They also harm the environment. In Queensland, wild boar dig and root along the banks of creeks and rivers, loosening the soil and making it vulnerable to erosion in the annual wet season. The muddy silt eventually washes into the sea and out to the Great Barrier Reef, smothering pristine reefs and killing coral.
• • •
Mr. Smith is on the frontline of the fight against the burgeoning wild pig population.
He set up his pig trapping business, Boar Busters, two years ago after retiring from the Australian Army. During his 17 years in the military, he served in Iraq, East Timor, and Somalia.
He grew up in this sugar cane country, hunting pigs as a teenager. The pig-trapping venture enables him to put something back into the community and use some of the skills he learned as a noncommissioned officer in the infantry, he says.
"Some of the field craft that I learned comes in useful when you're tracking an animal. And logistical skills help me organize a small number of staff so that we can have the maximum effect on the problem," Smith says.
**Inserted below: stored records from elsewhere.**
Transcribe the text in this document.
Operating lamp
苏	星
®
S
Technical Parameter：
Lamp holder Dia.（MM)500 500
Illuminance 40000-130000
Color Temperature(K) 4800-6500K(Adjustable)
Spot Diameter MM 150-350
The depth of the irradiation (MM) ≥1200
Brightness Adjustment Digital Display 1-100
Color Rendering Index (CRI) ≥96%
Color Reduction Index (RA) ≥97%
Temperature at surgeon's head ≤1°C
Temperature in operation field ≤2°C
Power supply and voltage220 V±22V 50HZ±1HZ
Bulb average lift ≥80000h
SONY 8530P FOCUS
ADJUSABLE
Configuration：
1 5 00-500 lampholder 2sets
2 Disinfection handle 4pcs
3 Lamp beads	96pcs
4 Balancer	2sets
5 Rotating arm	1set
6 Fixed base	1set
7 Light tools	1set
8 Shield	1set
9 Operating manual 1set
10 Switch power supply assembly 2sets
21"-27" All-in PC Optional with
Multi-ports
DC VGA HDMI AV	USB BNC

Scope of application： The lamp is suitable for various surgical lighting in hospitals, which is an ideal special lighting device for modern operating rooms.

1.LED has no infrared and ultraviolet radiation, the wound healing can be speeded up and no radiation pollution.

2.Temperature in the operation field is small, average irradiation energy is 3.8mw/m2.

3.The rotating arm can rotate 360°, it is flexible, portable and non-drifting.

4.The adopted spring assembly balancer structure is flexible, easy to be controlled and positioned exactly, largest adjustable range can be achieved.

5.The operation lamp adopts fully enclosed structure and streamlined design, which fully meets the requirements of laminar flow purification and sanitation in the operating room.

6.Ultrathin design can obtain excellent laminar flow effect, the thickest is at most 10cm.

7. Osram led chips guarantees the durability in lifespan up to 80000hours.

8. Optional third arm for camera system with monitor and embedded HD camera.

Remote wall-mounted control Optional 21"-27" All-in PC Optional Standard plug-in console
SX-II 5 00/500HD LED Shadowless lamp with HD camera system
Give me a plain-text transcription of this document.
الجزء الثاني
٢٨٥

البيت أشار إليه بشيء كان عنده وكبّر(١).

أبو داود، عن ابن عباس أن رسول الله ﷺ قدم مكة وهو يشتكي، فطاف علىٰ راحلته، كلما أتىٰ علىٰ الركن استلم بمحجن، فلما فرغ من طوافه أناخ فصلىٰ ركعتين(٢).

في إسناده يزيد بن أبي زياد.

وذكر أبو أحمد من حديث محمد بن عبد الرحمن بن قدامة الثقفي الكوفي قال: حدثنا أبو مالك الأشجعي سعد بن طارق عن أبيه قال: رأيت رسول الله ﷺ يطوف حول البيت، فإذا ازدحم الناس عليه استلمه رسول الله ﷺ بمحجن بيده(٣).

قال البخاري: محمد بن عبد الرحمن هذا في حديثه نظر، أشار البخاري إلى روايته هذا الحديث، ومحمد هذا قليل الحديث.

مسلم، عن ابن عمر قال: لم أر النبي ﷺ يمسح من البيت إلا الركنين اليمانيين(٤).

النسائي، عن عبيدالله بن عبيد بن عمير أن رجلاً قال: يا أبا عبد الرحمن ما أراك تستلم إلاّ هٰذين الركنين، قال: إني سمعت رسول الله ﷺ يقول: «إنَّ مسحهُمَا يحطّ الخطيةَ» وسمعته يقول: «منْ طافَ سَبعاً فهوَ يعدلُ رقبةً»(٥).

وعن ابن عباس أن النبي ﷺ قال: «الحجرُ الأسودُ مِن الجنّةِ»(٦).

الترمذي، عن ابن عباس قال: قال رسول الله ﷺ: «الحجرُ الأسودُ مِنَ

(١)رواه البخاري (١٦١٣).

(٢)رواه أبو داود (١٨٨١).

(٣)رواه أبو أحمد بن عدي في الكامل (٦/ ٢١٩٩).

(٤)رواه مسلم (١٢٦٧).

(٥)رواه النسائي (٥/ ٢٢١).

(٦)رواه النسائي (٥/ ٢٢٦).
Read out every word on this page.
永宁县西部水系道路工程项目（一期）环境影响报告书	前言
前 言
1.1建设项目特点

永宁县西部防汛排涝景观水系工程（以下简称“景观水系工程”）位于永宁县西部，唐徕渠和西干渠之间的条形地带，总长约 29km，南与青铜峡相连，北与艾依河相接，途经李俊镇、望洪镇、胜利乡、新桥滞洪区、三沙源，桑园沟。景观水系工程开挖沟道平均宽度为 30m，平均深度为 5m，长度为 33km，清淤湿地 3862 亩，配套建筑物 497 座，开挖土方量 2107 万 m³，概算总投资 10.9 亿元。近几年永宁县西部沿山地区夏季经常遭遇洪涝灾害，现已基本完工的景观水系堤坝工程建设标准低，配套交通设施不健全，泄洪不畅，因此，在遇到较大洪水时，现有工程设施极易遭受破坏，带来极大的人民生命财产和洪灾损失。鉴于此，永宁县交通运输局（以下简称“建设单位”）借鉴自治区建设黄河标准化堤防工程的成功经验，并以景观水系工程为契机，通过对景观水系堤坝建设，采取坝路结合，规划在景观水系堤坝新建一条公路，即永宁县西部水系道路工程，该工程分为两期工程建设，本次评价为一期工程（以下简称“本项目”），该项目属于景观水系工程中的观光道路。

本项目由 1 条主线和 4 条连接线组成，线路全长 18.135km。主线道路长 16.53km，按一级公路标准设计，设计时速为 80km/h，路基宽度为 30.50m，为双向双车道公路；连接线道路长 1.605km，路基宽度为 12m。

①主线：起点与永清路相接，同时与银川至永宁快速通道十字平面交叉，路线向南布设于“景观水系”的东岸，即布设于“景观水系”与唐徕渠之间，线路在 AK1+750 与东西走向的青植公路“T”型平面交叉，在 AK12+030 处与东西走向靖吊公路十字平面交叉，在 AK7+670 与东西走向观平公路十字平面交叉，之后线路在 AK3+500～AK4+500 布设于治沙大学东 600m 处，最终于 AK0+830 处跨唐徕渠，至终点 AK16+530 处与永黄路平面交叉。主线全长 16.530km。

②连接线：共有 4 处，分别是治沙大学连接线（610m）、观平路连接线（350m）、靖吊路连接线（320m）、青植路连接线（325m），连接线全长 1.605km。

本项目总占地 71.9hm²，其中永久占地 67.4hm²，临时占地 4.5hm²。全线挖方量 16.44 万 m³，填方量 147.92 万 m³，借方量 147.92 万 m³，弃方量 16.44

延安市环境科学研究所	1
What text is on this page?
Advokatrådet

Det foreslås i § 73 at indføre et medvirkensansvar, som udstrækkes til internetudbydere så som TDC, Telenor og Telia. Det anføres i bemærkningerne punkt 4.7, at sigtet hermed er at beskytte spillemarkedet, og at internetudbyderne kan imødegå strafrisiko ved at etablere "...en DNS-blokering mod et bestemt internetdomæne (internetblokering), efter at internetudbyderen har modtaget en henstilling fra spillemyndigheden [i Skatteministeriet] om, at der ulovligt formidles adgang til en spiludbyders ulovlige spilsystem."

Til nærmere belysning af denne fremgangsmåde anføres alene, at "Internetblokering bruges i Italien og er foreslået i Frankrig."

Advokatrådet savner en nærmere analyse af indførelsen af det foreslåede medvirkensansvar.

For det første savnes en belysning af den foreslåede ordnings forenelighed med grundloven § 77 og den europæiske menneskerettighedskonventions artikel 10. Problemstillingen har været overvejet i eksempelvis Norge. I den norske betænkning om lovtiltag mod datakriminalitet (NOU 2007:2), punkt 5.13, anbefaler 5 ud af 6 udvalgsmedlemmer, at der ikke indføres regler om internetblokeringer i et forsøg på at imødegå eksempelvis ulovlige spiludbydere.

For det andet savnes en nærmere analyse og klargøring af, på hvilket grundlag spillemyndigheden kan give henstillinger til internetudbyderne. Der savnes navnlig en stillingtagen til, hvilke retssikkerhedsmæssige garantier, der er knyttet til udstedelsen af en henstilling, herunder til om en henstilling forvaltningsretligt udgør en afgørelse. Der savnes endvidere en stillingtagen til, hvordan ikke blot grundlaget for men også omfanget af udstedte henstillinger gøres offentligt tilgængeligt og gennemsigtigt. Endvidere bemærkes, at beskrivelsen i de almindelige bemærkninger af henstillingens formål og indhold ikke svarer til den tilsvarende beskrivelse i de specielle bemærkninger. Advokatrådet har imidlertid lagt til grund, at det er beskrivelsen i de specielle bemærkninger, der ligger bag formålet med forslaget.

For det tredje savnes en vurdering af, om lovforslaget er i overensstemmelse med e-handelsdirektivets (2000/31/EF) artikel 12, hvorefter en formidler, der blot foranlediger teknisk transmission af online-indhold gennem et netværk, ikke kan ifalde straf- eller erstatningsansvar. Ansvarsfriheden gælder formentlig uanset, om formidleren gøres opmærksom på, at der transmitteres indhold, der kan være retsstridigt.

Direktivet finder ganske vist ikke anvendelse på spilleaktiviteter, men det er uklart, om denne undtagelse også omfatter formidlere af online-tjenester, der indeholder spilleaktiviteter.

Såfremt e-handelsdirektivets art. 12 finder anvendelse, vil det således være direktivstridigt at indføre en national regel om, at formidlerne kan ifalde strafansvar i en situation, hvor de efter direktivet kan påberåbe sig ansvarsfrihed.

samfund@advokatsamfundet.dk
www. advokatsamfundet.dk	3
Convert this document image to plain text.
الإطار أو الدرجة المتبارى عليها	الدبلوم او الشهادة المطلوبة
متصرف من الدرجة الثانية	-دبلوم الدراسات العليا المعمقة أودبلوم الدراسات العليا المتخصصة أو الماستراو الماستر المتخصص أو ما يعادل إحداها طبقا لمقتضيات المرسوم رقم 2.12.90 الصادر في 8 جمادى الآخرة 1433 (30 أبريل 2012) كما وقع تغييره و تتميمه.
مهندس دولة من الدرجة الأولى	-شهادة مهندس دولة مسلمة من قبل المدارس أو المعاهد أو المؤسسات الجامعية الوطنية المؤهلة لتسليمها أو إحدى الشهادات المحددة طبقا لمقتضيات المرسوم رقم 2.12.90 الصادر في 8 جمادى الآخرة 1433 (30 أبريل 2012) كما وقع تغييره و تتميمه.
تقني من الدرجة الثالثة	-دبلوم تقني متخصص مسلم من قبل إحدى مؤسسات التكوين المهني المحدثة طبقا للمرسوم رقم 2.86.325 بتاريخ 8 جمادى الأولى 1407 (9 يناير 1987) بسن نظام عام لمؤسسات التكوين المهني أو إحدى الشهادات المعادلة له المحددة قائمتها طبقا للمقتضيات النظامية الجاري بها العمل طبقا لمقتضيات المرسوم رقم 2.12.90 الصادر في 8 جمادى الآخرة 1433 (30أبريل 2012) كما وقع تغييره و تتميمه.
He and his trappers have caught and shot 1,200 pigs over the past two years in the dense rain forests and open farmland surrounding the sugar cane towns of Innisfail and Tully.
Pigs can reproduce at an astonishing rate. A sow can produce two litters a year, with up to 10 piglets in each litter. Within six months the young pigs are ready to breed.
Where farmers once shot a dozen pigs a year, they are now bagging hundreds. "The numbers compound very quickly," says Smith, checking his traps along a rutted track where forest meets farmland.
"We can't shoot them because the forest is too dense and we can't bait them because that would kill native wildlife, too. So we trap them. Big or small, we catch 'em all, that's our motto."